The activation of Akt inhibits the activity of GSK3β, potentiating Wnt and Hh signaling pathways as described above. In addition, in frame splice mutants of the GSK3β kinase domain increase β-catenin expression resulting in enhanced serial engraftment of blast-crisis CML progenitors into immunocompromised mice [111]. Furthermore, GSK3β may be required for the inhibition of Notch signaling, and the suppression of c-Myb expression [112]. As well as its negative effects on LSC self-renewal, in some instances evidence suggests that GSK3β activation can promote the proliferation/maintenance of LSCs. For example, MLL histone methyltransferase oncoproteins have been shown to be dependent on the GSK3β mediated activation of a variety of Hox/Meis1 target genes for their proliferative effects on LSCs [113]. Clearly, the function of GSK3β in LSC biology is context dependant, and therapeutic intervention will need to be sensitive to the particular molecular lesions and self-renewal pathways involved in any particular myeloid malignancy.
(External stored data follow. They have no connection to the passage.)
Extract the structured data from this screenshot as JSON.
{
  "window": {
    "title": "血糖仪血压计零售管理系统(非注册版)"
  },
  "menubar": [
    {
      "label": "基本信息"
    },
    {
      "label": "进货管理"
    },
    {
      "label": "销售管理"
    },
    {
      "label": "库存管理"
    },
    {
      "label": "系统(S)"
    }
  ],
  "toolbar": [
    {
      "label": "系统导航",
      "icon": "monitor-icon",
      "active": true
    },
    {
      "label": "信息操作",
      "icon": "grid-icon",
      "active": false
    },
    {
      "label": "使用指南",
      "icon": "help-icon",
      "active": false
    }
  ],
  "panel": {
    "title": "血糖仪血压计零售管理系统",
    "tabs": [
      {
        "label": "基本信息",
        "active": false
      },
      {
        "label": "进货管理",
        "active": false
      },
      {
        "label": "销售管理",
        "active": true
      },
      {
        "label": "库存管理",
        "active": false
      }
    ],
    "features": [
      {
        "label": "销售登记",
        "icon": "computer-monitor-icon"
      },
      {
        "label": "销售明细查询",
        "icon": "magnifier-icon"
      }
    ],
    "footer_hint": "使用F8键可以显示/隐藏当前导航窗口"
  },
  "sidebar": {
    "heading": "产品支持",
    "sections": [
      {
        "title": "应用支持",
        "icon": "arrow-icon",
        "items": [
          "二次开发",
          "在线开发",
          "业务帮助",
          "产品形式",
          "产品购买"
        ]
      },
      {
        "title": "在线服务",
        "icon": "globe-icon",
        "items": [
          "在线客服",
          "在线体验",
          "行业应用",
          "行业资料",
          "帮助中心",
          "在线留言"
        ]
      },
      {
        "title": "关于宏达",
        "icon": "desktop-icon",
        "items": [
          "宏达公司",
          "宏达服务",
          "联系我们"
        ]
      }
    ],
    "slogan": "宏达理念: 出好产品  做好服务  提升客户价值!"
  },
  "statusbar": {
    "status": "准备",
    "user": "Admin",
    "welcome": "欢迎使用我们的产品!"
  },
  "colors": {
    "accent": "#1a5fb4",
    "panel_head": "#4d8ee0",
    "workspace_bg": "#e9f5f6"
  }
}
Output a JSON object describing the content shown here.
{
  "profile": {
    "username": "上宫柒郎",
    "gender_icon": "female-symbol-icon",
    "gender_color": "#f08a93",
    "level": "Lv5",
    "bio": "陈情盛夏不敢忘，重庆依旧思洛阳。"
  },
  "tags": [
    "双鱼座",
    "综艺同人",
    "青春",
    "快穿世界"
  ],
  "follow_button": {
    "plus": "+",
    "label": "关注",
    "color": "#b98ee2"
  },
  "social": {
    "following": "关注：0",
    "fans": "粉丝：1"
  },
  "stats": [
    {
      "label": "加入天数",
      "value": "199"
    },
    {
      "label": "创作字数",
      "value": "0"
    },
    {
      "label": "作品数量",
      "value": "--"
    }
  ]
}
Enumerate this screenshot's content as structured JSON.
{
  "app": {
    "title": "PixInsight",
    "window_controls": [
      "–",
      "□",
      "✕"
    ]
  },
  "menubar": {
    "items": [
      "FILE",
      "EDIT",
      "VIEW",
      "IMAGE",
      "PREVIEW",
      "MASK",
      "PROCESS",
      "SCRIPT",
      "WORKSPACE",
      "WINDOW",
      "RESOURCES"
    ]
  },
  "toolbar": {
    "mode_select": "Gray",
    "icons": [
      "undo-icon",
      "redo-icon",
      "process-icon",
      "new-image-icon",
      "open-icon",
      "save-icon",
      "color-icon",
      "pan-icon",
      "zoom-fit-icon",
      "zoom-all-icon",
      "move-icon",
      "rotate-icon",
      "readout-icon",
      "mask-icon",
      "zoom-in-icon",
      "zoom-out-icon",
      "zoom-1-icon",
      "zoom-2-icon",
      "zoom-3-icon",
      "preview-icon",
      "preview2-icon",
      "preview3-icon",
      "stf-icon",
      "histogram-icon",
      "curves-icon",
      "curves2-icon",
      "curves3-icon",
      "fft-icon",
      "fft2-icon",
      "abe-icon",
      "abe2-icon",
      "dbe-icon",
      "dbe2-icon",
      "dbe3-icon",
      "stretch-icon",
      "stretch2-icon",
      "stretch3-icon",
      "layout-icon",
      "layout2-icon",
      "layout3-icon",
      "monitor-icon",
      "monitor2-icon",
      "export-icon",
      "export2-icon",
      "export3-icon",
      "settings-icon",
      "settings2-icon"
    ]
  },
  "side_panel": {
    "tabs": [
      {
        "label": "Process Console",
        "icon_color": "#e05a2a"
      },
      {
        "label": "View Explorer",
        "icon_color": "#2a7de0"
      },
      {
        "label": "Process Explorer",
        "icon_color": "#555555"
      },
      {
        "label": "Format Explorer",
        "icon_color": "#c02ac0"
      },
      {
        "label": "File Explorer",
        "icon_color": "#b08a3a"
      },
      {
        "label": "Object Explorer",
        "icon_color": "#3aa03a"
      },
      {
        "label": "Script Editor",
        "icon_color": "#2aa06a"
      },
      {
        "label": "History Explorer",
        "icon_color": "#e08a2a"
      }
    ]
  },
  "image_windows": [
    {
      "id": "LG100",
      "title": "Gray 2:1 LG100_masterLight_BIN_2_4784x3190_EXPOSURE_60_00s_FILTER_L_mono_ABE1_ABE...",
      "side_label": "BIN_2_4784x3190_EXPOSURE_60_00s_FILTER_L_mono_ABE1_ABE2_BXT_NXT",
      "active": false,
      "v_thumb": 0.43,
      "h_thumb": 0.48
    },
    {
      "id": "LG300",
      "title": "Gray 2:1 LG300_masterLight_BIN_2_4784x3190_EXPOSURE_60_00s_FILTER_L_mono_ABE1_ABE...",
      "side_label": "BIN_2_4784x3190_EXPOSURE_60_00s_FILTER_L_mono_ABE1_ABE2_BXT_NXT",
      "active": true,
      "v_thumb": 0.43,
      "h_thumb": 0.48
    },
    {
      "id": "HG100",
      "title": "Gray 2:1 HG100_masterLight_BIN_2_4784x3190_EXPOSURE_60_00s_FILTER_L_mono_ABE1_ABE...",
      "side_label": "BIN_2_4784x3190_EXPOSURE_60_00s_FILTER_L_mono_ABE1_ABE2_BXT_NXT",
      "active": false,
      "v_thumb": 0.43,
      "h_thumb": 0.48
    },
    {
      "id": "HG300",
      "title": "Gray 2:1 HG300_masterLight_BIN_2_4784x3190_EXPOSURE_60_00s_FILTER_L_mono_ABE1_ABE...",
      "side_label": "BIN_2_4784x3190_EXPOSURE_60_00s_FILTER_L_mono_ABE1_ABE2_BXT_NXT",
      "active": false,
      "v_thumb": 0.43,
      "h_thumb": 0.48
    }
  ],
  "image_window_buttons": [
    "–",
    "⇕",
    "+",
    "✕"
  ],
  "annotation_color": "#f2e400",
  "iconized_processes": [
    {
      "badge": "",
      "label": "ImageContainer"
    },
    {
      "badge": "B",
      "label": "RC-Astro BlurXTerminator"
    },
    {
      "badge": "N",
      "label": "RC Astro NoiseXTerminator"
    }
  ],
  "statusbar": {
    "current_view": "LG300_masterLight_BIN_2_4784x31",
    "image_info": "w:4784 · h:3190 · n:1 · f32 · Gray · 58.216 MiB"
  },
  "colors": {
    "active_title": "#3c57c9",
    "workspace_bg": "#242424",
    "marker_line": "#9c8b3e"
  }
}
Targeting self-renewal pathways in LSC

Many small molecule inhibitors have been developed which are capable of targeting different molecules within self-renewal pathways. These agents are at different stages of pre-clinical and clinical development; indeed some well known drugs, e.g. non-steroidal anti-inflammatory drugs (NSAIDs) have effects on self-renewal. Given that various pathways can cross-talk, or amplify the input signals the LSC receives, combined targeting of different pathways may prove to be a fruitful area of future investigation. Table 1 indicates those pathways where inhibitors have been developed and also identifies relevant ongoing or recently completed clinical trials in hematological malignancies using these agents.

Conclusions

Self-renewal pathways are currently an area of major study in myeloid malignancies. There is increasing evidence that the development of novel clinical agents which specifically target LSCs is essential to cure these stem-cell derived malignancies. Thus, understanding the aberrant expression of self-renewal pathways and cross-talk between these pathways in LSCs is essential for the development of novel treatment strategies. It is highly likely that a successful strategy for curing leukemia will consist of a targeted LSC therapy in combination with standard chemotherapy agents (e.g. anthracyclines, cytosine arabinoside, fludarabine) in AML and TKIs in CML to eradicate the LSCs and kill the bulk leukemia blast cells, respectively. The timing of administration of different agents is likely to be critical and will require careful pre-clinical studies to ensure successful clinical trials. One possible approach would be induction therapy with standard chemotherapy in AML or TKIs in CML to reduce the bulk leukemia cells followed by LSC-directed therapy when tumor burden is low, i.e. minimal residual disease (MRD) has been achieved, to eliminate LSCs. For this approach to be successful further work needs to be performed in a number of areas including: (a) the development of more clinical grade self-renewal pathway modulators; (b) the development of sensitive and robust tests to monitor MRD (e.g. quantitative RT-PCR for BCR-ABL in CML); and (c) the development of assays to allow measurement of the rare LSC population size and functionality. When successfully achieved in myeloid leukemias, these approaches can then be adopted in other stem-cell driven malignancies.

Competing interest

The authors declare no competing financial interests.

Authors’ contributions

HW coordinated the review, wrote the sections of normal hematopoiesis and self-renewal pathways and compiled the figure; WS wrote the section on myeloid malignancies; MC researched the table and wrote the conclusion. All authors read and approved the final manuscript.